Population based change-point detection for the identification of homozygosity islands

In diploid organisms, such as humans, each individual's genome is organized into pairs of chromosomes, each half inherited from each parent. When an individual is an offspring of biologically related parents, both chromosomes of the same pair can share identical segments, creating long stretches of consecutive homozygosity, known as runs of homozygosity (ROH). In the last decades, studies on the identification of ROH carried out in human populations have revealed the presence of ROH even in cosmopolitan non-inbred populations, disclosing an increment of inbreeding levels and the consequent reduction of genetic diversity of populations, which is proportional to the walking distance from Africa, as expected by the out-of-Africa model of human colonization (Ceballos et al., 2018; Kirin et al., 2010; Lemes et al., 2018; Leutenegger et al., 2011; Pemberton et al., 2012). The distribution of ROH along the chromosomes is very uneven, resulting in some genomic regions having significant absence (coldspots) or excess of ROH (ROH islands) (Ceballos et al., 2018). The mechanisms for the emergence of these regions are still under discussion.
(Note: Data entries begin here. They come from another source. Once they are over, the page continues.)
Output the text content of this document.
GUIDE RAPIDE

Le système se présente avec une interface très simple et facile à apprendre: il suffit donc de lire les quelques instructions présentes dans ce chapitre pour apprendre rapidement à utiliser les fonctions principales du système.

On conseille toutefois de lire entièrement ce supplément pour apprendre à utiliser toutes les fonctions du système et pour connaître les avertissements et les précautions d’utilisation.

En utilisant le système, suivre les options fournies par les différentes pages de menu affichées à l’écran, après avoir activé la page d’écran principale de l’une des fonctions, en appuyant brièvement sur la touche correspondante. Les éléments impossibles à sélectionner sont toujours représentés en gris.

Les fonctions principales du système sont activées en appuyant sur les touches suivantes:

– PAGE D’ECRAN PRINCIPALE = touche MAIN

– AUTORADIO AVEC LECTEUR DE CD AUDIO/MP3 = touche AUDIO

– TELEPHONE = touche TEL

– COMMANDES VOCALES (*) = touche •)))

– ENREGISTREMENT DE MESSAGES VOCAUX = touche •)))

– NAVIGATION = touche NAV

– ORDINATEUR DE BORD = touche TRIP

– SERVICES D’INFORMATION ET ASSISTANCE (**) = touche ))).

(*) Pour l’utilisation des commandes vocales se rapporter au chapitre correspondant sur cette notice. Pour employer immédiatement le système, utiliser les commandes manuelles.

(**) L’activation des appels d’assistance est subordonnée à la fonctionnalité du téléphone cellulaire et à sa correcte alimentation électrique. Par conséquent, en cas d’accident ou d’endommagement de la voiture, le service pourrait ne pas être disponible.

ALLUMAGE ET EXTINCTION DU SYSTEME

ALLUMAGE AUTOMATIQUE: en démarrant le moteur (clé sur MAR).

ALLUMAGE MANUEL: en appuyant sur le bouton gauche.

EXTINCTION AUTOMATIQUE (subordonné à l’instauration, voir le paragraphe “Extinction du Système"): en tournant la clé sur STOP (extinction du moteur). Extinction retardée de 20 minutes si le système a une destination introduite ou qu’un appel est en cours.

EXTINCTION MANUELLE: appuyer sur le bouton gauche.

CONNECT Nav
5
For example, there is evidence that ROH islands could represent regions that harbor genes target of positive selection since low-recombination regions commonly are locations of selective sweeps, in which a new beneficial mutation increases in frequency and becomes fixed, causing the overall reduction in genetic diversity of the region (Ceballos et al., 2018; Pemberton et al., 2012). To detect ROH and ROH islands, the genetic material of individuals from a given population is genotyped, and a set of single nucleotide polymorphisms (SNPs) is obtained. Each SNP entry is codified to 1 if that SNP belongs to an ROH for that individual and to 0 otherwise, where a marker is defined as belonging to an ROH for an individual if it is surrounded by a region with high frequency of homozygous SNPs.